O Dia das Mães chega sempre carregado de um imaginário que a clínica psicológica, se for honesta, tem dificuldade em sustentar sem ambivalência. O imaginário da mãe plena, realizada, amorosa em todas as circunstâncias. A mãe que não erra, que não adoece, que não quer às vezes, e é preciso poder dizer isso, ter um pouco de paz e de si mesma, longe dos filhos que ama.
Essa ambivalência é perfeitamente humana. A psicologia sabe disso. O consultório sabe disso. O que não conseguimos ainda, como campo e como cultura, é dizer isso em voz alta sem que alguém se sinta atacado.
Vou tentar dizer.
A maternidade como território clínico
A depressão pós-parto é uma das condições mentais mais prevalentes e mais subdiagnosticadas em mulheres brasileiras. Não porque falta conhecimento clínico, o quadro é bem descrito, bem reconhecido na literatura. É porque falta janela diagnóstica: o sistema de saúde acompanha bem a gestação e pouco o puerpério; as mulheres são enviadas para casa depois do parto com um recém-nascido e, frequentemente, sem rede de suporte; e a cultura da maternidade perfeita torna muito difícil admitir que algo não vai bem.

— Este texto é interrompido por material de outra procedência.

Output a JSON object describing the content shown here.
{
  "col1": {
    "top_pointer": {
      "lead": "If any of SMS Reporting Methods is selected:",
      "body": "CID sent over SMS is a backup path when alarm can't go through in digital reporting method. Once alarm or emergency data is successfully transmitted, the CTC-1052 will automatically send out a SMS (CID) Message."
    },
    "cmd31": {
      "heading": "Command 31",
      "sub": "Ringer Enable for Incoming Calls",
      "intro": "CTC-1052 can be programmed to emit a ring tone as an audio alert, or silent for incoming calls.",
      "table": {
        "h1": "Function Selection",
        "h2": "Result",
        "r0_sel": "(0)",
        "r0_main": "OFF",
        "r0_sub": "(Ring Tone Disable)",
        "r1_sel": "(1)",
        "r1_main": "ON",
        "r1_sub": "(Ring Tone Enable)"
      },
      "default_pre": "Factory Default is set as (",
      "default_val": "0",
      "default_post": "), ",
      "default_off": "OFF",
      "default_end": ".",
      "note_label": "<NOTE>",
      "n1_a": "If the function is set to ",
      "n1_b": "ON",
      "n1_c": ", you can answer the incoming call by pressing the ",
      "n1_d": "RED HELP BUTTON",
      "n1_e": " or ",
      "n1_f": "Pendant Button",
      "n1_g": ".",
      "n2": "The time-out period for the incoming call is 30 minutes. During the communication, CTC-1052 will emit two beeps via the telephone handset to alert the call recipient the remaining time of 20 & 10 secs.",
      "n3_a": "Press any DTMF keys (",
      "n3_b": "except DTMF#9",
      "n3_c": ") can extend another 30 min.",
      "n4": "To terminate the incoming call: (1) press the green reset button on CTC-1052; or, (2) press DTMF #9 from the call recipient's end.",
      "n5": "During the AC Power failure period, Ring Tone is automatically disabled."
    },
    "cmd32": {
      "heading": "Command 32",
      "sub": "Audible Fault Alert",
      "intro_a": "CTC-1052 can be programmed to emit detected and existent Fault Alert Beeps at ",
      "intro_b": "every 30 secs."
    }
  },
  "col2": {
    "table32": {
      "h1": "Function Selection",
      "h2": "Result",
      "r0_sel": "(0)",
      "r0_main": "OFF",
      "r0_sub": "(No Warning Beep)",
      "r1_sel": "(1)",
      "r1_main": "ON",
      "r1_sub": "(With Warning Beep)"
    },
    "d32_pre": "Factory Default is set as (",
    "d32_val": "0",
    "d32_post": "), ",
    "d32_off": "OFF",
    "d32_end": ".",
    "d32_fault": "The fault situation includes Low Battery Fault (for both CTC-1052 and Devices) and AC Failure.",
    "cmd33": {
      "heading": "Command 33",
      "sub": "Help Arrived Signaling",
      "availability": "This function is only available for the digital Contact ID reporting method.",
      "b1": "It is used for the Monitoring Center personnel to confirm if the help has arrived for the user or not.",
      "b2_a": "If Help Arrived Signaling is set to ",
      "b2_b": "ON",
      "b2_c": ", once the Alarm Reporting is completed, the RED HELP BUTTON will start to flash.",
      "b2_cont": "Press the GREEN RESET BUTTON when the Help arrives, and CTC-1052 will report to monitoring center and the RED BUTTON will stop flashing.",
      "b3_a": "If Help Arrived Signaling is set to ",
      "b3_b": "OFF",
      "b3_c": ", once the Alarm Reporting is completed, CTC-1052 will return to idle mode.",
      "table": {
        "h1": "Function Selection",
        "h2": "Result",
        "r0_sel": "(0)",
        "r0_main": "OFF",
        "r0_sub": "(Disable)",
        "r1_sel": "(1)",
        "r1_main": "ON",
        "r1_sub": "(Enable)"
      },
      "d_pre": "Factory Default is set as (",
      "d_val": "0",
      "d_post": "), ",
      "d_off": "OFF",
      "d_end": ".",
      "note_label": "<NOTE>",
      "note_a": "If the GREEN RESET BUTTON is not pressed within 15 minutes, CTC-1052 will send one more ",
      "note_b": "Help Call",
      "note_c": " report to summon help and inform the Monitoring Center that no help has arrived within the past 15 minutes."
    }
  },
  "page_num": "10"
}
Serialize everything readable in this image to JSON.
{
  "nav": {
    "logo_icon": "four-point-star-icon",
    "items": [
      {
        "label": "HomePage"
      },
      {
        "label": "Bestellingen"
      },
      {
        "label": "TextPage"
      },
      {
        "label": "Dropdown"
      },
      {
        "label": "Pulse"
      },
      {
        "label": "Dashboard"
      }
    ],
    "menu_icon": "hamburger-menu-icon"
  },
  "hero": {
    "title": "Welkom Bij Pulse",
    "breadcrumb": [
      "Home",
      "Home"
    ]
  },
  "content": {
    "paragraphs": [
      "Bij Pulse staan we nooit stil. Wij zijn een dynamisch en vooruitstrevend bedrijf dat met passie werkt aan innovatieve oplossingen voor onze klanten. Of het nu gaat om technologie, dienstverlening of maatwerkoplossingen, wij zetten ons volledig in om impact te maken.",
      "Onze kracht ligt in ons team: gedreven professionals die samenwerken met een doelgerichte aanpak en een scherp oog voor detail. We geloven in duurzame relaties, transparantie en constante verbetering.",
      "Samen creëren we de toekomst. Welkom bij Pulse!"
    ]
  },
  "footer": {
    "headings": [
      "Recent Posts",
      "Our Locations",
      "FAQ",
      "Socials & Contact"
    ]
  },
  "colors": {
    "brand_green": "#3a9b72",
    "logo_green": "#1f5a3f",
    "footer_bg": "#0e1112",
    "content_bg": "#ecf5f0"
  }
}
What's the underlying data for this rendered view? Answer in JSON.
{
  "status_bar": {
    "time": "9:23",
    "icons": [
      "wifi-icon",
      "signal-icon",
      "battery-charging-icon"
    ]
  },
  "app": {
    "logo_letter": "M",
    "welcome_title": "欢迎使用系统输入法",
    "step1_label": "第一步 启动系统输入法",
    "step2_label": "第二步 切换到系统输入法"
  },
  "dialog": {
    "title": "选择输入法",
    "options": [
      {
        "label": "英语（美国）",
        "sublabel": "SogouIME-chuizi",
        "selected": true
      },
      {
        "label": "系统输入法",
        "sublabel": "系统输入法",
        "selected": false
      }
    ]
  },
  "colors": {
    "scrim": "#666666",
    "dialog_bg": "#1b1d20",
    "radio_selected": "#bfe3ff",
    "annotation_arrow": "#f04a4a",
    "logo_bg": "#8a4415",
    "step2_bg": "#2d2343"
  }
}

A mãe que não sente o que "deveria" sentir, amor imediato, entrega total, gratidão irrestrita, frequentemente interpreta esse não-sentimento como defeito moral próprio. Não como possível sinal de adoecimento que merece cuidado. Não como resposta compreensível a um período de privação de sono, de mudança de identidade, de alta demanda física e emocional simultânea.
O que a clínica pode oferecer
A psicoterapia no puerpério e no período mais longo da criação dos filhos tem espaço real. Não para resolver o que é estrutural, a sobrecarga de cuidado, a ausência de rede, a desigualdade de gênero na divisão do trabalho doméstico, mas para oferecer um lugar onde a mãe pode existir como pessoa, não apenas como função.
Esse é um ponto que a clínica às vezes esquece: a mãe em atendimento não é só "a mãe de". Ela é sujeito com história, com desejos, com conflitos próprios que antecedem os filhos e que não desaparecem com a maternidade. Tratá-la apenas a partir do papel materno é reduzir o sujeito à função, e isso, paradoxalmente, prejudica a maternidade que se quer apoiar.
Há também algo importante a dizer sobre mães negras, mães periféricas, mães solos: as condições em que a maternidade é exercida importam clinicamente. Uma mãe que cria três filhos sozinha, num contexto de violência urbana, sem acesso a serviços de saúde mental, não está tendo "dificuldades de manejo", está vivendo sob uma carga que a clínica convencional frequentemente não dimensiona com honestidade.
O que o portal escolhe celebrar
Neste Dia das Mães, este portal não vai circular uma mensagem de celebração pura. Vai fazer o que acho que a psicologia deve fazer: nomear a complexidade com cuidado, sem culpar as mães pelo que a estrutura lhes impõe, sem romantizar o que é difícil, sem fingir que o amor resolve o que é social e político.
Às mães que estão bem: que continuem. Às que estão exaustas: que encontrem suporte. Às que estão sofrendo em silêncio: que saibam que o silêncio não é obrigação, e que há, ou deveria haver, lugar para a dor delas no sistema de saúde do país.
Este portal existe também para elas.
Conteúdo editorial e informativo. Não é aconselhamento clínico nem substitui atendimento profissional.